The federal government should use a Long Island program as its model for a proposed federal effort to upgrade energy-wasting older homes, Sen. Charles Schumer said Monday as he pushed the "Cash for Caulkers" concept.
Using the tidy Garden City Park home of Annette and Jon Foppiano as a backdrop, Schumer said he would urge a proposed federal "Homestar" program be modeled after the Town of Babylon's home-energy retrofit program.
"We're here today because there's a new program that represents a win, win, win for homeowners like Annette and Jon, for Long Island and for the country, and the program would help jump-start the economy," Schumer (D-N.Y.) said.
Homestar is designed to improve energy efficiency in older homes through insulation upgrades and other cost-effective improvements that can help reduce utility bills.
The proposed initiative would give taxpayers incentives for energy-related home improvements, but details of the program must still be worked out by the federal government.
Homestar could be similar to Babylon's Long Island Green Homes program in three ways, Schumer said: by targeting it to communities that work together, by targeting older homes and by providing funding directly to local governments.
In Babylon's program, the town pays the contractor for the upgrades, then works with residents on a repayment schedule.

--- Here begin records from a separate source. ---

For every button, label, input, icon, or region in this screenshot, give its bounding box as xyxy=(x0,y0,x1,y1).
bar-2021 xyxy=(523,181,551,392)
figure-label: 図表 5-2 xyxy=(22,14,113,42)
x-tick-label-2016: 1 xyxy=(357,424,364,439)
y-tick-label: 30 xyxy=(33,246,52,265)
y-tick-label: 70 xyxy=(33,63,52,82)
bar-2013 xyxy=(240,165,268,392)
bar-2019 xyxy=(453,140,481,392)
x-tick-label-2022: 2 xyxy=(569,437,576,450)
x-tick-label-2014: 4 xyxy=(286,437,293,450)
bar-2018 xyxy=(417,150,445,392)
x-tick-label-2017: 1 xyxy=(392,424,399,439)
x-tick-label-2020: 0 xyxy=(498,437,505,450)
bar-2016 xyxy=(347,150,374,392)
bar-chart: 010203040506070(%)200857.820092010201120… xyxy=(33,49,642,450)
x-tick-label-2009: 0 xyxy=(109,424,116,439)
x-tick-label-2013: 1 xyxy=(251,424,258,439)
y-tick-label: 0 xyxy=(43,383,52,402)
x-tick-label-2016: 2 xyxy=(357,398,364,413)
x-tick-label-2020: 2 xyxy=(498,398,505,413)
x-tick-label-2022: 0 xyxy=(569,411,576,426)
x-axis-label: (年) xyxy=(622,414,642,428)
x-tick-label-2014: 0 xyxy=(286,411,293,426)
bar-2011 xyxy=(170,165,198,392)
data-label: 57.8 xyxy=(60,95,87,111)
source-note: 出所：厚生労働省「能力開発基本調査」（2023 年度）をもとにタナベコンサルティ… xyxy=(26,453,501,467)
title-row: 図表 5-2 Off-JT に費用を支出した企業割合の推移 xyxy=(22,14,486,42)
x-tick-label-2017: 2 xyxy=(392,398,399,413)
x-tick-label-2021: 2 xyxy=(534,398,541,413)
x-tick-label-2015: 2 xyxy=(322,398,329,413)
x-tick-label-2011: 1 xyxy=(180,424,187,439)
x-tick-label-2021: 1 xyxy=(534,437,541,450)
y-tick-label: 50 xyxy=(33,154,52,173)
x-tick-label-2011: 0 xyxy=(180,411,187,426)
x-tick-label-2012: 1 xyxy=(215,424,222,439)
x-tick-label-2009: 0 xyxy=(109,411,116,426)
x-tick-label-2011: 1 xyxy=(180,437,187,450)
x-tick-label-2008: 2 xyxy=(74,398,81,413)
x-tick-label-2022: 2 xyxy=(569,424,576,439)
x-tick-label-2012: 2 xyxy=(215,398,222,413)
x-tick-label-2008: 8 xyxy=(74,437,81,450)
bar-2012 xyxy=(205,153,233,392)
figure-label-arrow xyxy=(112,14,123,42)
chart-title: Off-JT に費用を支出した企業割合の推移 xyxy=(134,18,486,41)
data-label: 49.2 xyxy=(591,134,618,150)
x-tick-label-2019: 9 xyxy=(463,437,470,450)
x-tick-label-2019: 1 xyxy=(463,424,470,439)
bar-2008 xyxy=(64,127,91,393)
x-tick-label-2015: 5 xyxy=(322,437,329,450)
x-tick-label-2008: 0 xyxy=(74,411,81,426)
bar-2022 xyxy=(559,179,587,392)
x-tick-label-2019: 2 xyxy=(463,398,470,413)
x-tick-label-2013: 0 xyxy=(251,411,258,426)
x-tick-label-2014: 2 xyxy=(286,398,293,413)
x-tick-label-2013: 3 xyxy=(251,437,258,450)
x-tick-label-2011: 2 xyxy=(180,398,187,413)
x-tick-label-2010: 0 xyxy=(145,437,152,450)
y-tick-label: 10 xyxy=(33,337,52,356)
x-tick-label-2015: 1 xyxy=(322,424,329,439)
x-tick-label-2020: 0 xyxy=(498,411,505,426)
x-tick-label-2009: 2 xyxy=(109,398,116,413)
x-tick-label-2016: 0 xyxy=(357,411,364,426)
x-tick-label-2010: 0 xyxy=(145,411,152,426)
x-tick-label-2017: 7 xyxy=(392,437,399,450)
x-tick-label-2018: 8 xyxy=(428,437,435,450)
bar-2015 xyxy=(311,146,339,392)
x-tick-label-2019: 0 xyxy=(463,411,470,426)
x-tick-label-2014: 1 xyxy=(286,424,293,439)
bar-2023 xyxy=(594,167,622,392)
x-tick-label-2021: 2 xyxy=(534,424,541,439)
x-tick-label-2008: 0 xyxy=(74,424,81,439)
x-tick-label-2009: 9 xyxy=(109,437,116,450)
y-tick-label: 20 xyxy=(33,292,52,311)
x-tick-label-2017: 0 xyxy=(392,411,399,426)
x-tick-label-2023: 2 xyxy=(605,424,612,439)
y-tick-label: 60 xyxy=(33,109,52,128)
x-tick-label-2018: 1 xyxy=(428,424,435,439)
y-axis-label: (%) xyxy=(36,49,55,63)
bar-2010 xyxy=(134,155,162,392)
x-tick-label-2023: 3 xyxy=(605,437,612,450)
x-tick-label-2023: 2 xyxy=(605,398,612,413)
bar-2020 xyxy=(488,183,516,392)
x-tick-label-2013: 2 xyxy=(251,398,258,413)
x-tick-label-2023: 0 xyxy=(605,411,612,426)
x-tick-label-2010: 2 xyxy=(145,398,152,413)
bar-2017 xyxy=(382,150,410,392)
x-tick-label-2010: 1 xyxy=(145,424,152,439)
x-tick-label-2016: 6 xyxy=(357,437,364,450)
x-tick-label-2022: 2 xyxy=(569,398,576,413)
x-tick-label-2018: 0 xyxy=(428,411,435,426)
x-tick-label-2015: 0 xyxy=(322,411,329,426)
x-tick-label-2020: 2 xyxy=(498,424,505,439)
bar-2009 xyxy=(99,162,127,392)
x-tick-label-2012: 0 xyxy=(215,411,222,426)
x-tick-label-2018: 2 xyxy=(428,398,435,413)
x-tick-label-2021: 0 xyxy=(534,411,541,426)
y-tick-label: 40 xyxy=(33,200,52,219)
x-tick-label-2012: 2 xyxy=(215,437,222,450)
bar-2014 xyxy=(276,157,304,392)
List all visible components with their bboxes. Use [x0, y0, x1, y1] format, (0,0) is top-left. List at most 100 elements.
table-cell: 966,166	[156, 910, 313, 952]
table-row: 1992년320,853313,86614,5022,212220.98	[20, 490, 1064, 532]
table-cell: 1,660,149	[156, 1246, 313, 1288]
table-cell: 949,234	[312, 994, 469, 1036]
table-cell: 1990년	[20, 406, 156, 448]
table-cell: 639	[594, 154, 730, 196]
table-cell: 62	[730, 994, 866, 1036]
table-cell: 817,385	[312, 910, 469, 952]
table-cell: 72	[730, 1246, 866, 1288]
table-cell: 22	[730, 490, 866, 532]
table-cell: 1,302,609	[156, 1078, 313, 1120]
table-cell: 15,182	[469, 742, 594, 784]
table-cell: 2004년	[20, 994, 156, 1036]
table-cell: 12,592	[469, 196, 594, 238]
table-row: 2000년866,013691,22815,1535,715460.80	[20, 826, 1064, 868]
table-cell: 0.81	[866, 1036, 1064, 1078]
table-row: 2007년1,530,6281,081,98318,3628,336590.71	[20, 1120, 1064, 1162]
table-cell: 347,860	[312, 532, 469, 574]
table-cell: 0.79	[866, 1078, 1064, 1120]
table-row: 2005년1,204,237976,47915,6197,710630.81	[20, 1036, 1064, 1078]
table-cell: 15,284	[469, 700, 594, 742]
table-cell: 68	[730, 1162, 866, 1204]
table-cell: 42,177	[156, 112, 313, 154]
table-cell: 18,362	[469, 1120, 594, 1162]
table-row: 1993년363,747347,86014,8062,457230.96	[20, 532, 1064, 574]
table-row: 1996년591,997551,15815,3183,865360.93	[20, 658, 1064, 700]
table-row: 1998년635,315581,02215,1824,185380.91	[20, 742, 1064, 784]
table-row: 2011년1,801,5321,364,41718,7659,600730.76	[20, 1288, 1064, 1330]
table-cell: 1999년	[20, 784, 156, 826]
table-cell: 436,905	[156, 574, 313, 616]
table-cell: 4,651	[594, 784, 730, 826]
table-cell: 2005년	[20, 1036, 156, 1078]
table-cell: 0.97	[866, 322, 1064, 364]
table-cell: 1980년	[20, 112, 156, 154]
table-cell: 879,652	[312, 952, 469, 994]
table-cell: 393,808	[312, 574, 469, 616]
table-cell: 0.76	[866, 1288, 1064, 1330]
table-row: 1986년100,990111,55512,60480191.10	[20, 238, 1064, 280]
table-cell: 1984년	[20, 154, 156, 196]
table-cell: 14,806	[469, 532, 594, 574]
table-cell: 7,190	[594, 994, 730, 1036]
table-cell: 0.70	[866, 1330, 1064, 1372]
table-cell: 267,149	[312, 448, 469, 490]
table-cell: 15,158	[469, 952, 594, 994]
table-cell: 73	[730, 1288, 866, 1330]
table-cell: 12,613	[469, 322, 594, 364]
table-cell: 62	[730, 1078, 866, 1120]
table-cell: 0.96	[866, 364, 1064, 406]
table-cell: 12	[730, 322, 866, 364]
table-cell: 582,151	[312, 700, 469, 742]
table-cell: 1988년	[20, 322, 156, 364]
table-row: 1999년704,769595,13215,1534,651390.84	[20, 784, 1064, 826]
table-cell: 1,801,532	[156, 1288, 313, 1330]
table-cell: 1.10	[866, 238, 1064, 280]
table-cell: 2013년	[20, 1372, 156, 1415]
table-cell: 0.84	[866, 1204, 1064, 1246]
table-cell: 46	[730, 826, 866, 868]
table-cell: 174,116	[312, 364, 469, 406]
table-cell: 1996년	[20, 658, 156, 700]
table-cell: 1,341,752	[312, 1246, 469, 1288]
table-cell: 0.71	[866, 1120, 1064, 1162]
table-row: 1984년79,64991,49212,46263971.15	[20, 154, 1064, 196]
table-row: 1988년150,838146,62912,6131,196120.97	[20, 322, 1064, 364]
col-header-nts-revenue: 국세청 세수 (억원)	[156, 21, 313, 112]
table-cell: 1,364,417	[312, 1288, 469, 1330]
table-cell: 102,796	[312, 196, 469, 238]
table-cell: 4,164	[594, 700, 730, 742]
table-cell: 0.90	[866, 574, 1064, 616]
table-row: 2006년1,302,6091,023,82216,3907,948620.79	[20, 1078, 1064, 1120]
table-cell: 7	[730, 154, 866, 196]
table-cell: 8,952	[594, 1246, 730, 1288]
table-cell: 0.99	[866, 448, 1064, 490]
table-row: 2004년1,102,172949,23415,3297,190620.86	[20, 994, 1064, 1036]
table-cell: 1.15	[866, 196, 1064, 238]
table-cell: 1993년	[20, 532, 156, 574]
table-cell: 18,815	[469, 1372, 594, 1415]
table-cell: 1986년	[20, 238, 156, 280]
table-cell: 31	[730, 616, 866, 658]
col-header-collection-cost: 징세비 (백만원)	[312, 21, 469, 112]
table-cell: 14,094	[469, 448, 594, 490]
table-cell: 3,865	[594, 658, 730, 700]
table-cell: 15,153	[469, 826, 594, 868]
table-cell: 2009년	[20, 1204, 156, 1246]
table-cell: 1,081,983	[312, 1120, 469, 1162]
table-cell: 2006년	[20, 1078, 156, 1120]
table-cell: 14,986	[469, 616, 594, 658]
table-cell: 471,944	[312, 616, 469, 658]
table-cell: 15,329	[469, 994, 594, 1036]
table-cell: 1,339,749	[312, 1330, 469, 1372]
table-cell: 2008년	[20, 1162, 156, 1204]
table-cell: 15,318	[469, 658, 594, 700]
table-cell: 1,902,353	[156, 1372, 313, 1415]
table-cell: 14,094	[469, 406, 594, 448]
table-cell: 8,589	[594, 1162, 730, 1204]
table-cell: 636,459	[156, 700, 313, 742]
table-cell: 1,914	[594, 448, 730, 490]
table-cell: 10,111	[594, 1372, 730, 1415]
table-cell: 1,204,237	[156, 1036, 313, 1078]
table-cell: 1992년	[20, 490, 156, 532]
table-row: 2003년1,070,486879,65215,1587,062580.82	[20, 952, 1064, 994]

Babylon developed the green homes program, which begins with a home-energy audit. It has joined seven other Long Island towns to encourage retrofit energy improvements to residential properties, Schumer said.
"The industry could definitely use a boost," said Sal Ferro, owner of Alure Home Improvements in East Meadow, who likes the Homestar concept. "Everyone thinks people who are not moving are improving, but money is tight, so that's just not the case."